Sure, it's corny. But doesn't popcorn always tastes better when made with yummy buttery corn?

So consider allowing the kids to stay up late (why, oh why, is this show being aired at 9 p. m.?) and share a splendid family evening of Adam's-apple bobbing. Life on the Mississippi

And now for a show that takes the classics seriously: "Life on the Mississippi" (PBS, Monday, 8-10 p.m., check local listings for premiere and repeats).

This Mark Twain chronicle of the coming of age of a young would-be Mississippi riverboat pilot moves with just about the same speed as the Delta Queen.

It starts slowly and gently paddles its way downstream, looking tenderly at the banks on both sides, waving with casual friendliness at the watchers on the shore. Painstaking attention is paid to authenticity all along the route, and certainly producer William Perry is to be commended for that.

But this coproduction of Nebraska Educational TV Network and WNET/NY tries so hard to be authentic that it turns into an authentic bore.

Starring Robert Lansing as Horace Bixby, the experienced riverboat pilot, and David Knell as young apprentice Sam, the script by Philip Reisman Jr. is directed with, once again, superb authenticity by director Peter Hunt.
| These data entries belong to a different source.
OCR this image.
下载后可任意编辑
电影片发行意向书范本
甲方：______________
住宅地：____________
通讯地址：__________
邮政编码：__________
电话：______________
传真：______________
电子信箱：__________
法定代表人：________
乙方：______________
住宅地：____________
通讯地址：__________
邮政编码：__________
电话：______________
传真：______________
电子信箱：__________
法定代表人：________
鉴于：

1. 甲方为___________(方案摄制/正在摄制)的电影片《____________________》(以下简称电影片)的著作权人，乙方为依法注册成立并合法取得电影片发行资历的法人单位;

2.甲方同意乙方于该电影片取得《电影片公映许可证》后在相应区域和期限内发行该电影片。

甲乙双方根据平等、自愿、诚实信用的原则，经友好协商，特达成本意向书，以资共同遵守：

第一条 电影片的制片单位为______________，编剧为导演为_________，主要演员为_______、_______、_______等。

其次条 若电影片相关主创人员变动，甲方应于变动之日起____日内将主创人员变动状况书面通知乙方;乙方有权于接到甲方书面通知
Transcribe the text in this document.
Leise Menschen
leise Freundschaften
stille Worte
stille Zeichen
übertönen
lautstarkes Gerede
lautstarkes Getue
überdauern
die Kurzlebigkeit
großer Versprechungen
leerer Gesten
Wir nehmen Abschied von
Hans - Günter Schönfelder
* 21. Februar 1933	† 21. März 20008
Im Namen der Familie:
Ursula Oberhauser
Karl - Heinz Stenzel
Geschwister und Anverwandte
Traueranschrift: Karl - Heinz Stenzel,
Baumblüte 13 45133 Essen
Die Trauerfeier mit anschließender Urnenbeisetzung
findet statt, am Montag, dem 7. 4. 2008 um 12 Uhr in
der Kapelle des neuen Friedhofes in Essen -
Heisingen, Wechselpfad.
But top credit must go to cinematographer Walter Lassally, who has made the Mississippi look like the Mississippi of old.

The film is a triumph of atmosphere and of period in its re-creation of a way of life now lost -- except for occasional package-rate excursions and press tours to celebrate the premiere of "Life on the Mississippi."

It is one way to learn about Mark Twain, about piloting as a career, about life on the Mississippi, about adolescence, about life.

Watching this PBS "Life on the Mississippi" is almost as good as helping an old lady across a street -- it will make you feel virtuous, even though you were going in that direction anyway.